8  Factor Scores

Factor score estimation is a post-estimation step in SEM that involves deriving individual-level scores on latent variables from the fitted model. Ideally, any kind of inference should be made using the SEM instead on estimated individual-level scores because the estimation introduces estimation error. For example, if one is interested in the correlation of two latent factors, this correlation should be modeled and model-based estimates should be used for the inference. Common approaches include regression (or “Thurstone”) scoring, Bartlett scoring, and empirical Bayes methods, each trading-off bias and efficiency. Importantly, factor scores are not uniquely determined—they depend on the chosen estimation method and model specification—so they should be interpreted as approximations rather than exact measurements of the latent constructs. In applied work, factor scores are often used for secondary analyses, such as predicting outcomes or classifying individuals, but their uncertainty and potential indeterminacy should always be taken into account.

8.1 Factor-score estimation in Onyx

In Onyx, you can right-click on a fitted model view and choose “Estimation -> Obtain Latent / Missing Scores”. This creates a new dataset, which imputes all missing variables using a maximum-likelihood-based approach; this includes all latent variables, which are treated as completely missing (as they were not observed):

This new dataset can either be saved or be used to create plots.

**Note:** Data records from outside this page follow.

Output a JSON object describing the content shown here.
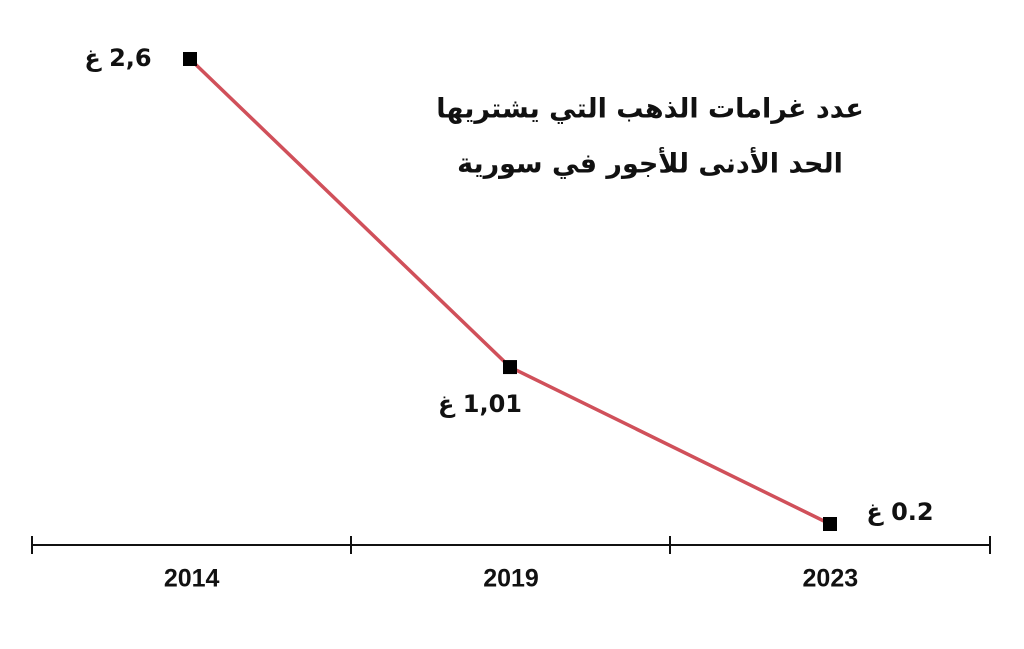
{
  "chart_data": {
    "type": "line",
    "title": "عدد غرامات الذهب التي يشتريها",
    "subtitle": "الحد الأدنى للأجور في سورية",
    "categories": [
      "2014",
      "2019",
      "2023"
    ],
    "series": [
      {
        "color": "#d0505a",
        "values": [
          2.6,
          1.01,
          0.2
        ],
        "value_labels": [
          "2,6 غ",
          "1,01 غ",
          "0.2 غ"
        ]
      }
    ],
    "marker_color": "#000000"
  }
}
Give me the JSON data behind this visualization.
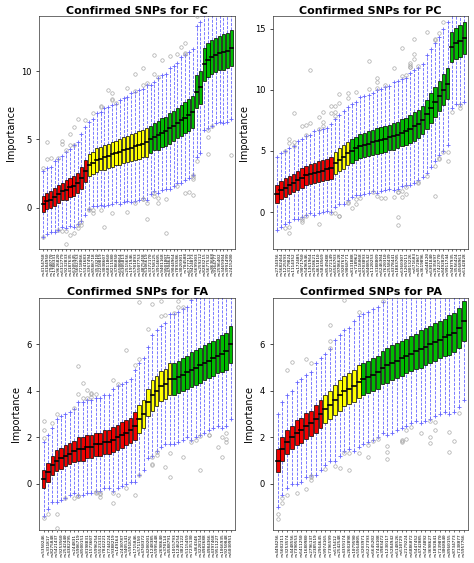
{
  "subplots": [
    {
      "title": "Confirmed SNPs for FC",
      "ylabel": "Importance",
      "ylim": [
        -3,
        14
      ],
      "yticks": [
        0,
        5,
        10
      ],
      "n_red": 12,
      "n_yellow": 16,
      "n_green": 22,
      "red_medians": [
        0.3,
        0.5,
        0.6,
        0.8,
        1.0,
        1.2,
        1.3,
        1.5,
        1.6,
        1.8,
        2.2,
        2.7
      ],
      "red_iqr": [
        1.2,
        1.2,
        1.2,
        1.3,
        1.3,
        1.3,
        1.4,
        1.4,
        1.5,
        1.5,
        1.6,
        1.6
      ],
      "yellow_medians": [
        3.1,
        3.3,
        3.5,
        3.6,
        3.7,
        3.8,
        3.9,
        4.0,
        4.1,
        4.2,
        4.3,
        4.4,
        4.5,
        4.6,
        4.7,
        4.8
      ],
      "yellow_iqr": [
        1.6,
        1.6,
        1.7,
        1.7,
        1.8,
        1.8,
        1.8,
        1.8,
        1.9,
        1.9,
        1.9,
        2.0,
        2.0,
        2.0,
        2.0,
        2.1
      ],
      "green_medians": [
        5.0,
        5.2,
        5.3,
        5.5,
        5.6,
        5.8,
        6.0,
        6.2,
        6.4,
        6.6,
        6.8,
        7.0,
        8.5,
        8.8,
        10.5,
        10.8,
        11.0,
        11.2,
        11.3,
        11.4,
        11.5,
        11.7
      ],
      "green_iqr": [
        2.0,
        2.0,
        2.1,
        2.1,
        2.1,
        2.2,
        2.2,
        2.2,
        2.3,
        2.3,
        2.3,
        2.3,
        2.4,
        2.4,
        2.4,
        2.5,
        2.5,
        2.5,
        2.5,
        2.6,
        2.6,
        2.6
      ]
    },
    {
      "title": "Confirmed SNPs for PC",
      "ylabel": "Importance",
      "ylim": [
        -3,
        16
      ],
      "yticks": [
        0,
        5,
        10,
        15
      ],
      "n_red": 14,
      "n_yellow": 4,
      "n_green": 28,
      "red_medians": [
        1.5,
        1.8,
        2.0,
        2.2,
        2.4,
        2.6,
        2.8,
        3.0,
        3.1,
        3.2,
        3.3,
        3.4,
        3.5,
        3.6
      ],
      "red_iqr": [
        1.5,
        1.5,
        1.5,
        1.5,
        1.5,
        1.6,
        1.6,
        1.6,
        1.6,
        1.7,
        1.7,
        1.7,
        1.7,
        1.8
      ],
      "yellow_medians": [
        4.0,
        4.3,
        4.5,
        4.8
      ],
      "yellow_iqr": [
        1.8,
        1.8,
        1.9,
        1.9
      ],
      "green_medians": [
        5.0,
        5.2,
        5.4,
        5.5,
        5.6,
        5.7,
        5.8,
        5.9,
        6.0,
        6.1,
        6.2,
        6.3,
        6.5,
        6.6,
        6.8,
        7.0,
        7.2,
        7.5,
        8.0,
        8.5,
        9.0,
        9.5,
        10.0,
        10.5,
        13.5,
        13.8,
        14.0,
        14.2
      ],
      "green_iqr": [
        1.9,
        1.9,
        2.0,
        2.0,
        2.0,
        2.0,
        2.1,
        2.1,
        2.1,
        2.1,
        2.2,
        2.2,
        2.2,
        2.2,
        2.3,
        2.3,
        2.3,
        2.3,
        2.4,
        2.4,
        2.4,
        2.4,
        2.5,
        2.5,
        2.5,
        2.5,
        2.6,
        2.6
      ]
    },
    {
      "title": "Confirmed SNPs for FA",
      "ylabel": "Importance",
      "ylim": [
        -2,
        8
      ],
      "yticks": [
        0,
        2,
        4,
        6
      ],
      "n_red": 22,
      "n_yellow": 8,
      "n_green": 14,
      "red_medians": [
        0.2,
        0.5,
        0.8,
        1.0,
        1.1,
        1.2,
        1.3,
        1.4,
        1.5,
        1.5,
        1.6,
        1.6,
        1.7,
        1.7,
        1.8,
        1.8,
        1.9,
        2.0,
        2.1,
        2.2,
        2.3,
        2.5
      ],
      "red_iqr": [
        0.8,
        0.8,
        0.8,
        0.9,
        0.9,
        0.9,
        0.9,
        0.9,
        1.0,
        1.0,
        1.0,
        1.0,
        1.0,
        1.0,
        1.0,
        1.0,
        1.1,
        1.1,
        1.1,
        1.1,
        1.1,
        1.2
      ],
      "yellow_medians": [
        2.8,
        3.0,
        3.5,
        3.8,
        4.0,
        4.2,
        4.3,
        4.5
      ],
      "yellow_iqr": [
        1.2,
        1.2,
        1.2,
        1.3,
        1.3,
        1.3,
        1.3,
        1.4
      ],
      "green_medians": [
        4.5,
        4.6,
        4.7,
        4.8,
        4.9,
        5.0,
        5.1,
        5.2,
        5.3,
        5.4,
        5.5,
        5.6,
        5.7,
        6.0
      ],
      "green_iqr": [
        1.4,
        1.4,
        1.4,
        1.4,
        1.5,
        1.5,
        1.5,
        1.5,
        1.5,
        1.5,
        1.5,
        1.6,
        1.6,
        1.6
      ]
    },
    {
      "title": "Confirmed SNPs for PA",
      "ylabel": "Importance",
      "ylim": [
        -2,
        8
      ],
      "yticks": [
        0,
        2,
        4,
        6
      ],
      "n_red": 10,
      "n_yellow": 8,
      "n_green": 22,
      "red_medians": [
        1.0,
        1.5,
        1.8,
        2.0,
        2.2,
        2.3,
        2.5,
        2.6,
        2.8,
        3.0
      ],
      "red_iqr": [
        1.0,
        1.0,
        1.0,
        1.0,
        1.1,
        1.1,
        1.1,
        1.1,
        1.2,
        1.2
      ],
      "yellow_medians": [
        3.2,
        3.4,
        3.6,
        3.8,
        4.0,
        4.1,
        4.2,
        4.4
      ],
      "yellow_iqr": [
        1.2,
        1.2,
        1.3,
        1.3,
        1.3,
        1.3,
        1.4,
        1.4
      ],
      "green_medians": [
        4.5,
        4.6,
        4.7,
        4.8,
        5.0,
        5.1,
        5.2,
        5.3,
        5.4,
        5.5,
        5.6,
        5.7,
        5.8,
        5.9,
        6.0,
        6.1,
        6.2,
        6.3,
        6.4,
        6.5,
        6.7,
        7.0
      ],
      "green_iqr": [
        1.4,
        1.4,
        1.4,
        1.4,
        1.4,
        1.5,
        1.5,
        1.5,
        1.5,
        1.5,
        1.5,
        1.5,
        1.6,
        1.6,
        1.6,
        1.6,
        1.6,
        1.6,
        1.7,
        1.7,
        1.7,
        1.7
      ]
    }
  ],
  "colors": {
    "red": "#EE0000",
    "yellow": "#FFFF00",
    "green": "#00BB00",
    "median_line": "#000000",
    "whisker_color": "#6666FF",
    "outlier_color": "#AAAAAA",
    "box_edge": "#000000"
  },
  "background_color": "#FFFFFF",
  "title_fontsize": 8,
  "label_fontsize": 7,
  "tick_fontsize": 6
}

The scores are computed as regression factor scores (also known as conditional mean scores). These are computed as expectation of a given missing value given the observed scores. This is also know as conditional mean imputation under a multivariate normal model.

8.2 Exercise

For the exercise, we will use the Holzinger Swineford dataset.

8.2.1 Holzinger Swineford

From the description provided in the lavaan package:

The classic Holzinger and Swineford (1939) dataset consists of mental ability test scores of seventh- and eighth-grade children from two different schools (Pasteur and Grant-White). In the original dataset (available in the MBESS package), there are scores for 26 tests. However, a smaller subset with 9 variables is more widely used in the literature (for example in Joreskog’s 1969 paper, which also uses the 145 subjects from the Grant-White school only).

The commonly used factor model for these 9 variables consists of three latent variables each measured by three indicators:

  • a visual factor measured by three variables: x1, x2 and x3

  • a textual factor measured by three variables: x4, x5 and x6

  • a speed factor measured by three variables: x7, x8 and x9

8.2.2 Tasks

  1. Load the dataset HolzingerSwineford1939.csv

  2. Create a latent factor model with the first six observed variables (x1 to x6); allow a correlation of the two latent factors; name the model “VisualTextual”

  3. Obtain factor scores of the two latent variables

  4. Plot a scatter plot of the estimated factor scores from the visual and textual factor. What do you see? How does this relate to the latent correlation between the two factors?

  5. Save the estimated data set to a file

9 Solution

First, create the latent factor model. It should look like this:

Next, obtain the factor score estimates – this opens a new dataset including the estimated scores as new variables; the names correspond to the names of the latent factors:

Then right-click on an empty space in the dataset view, select plot and then scatterplot:

This creates a scatterplot:

Here, we can see a positive correlation of medium size. This corresponds to the latent factor score correlation in the model. Note, however, that the model-based correlation is a better estimate (less biased and more precise) than estimating a correlation on the estimated factor scores.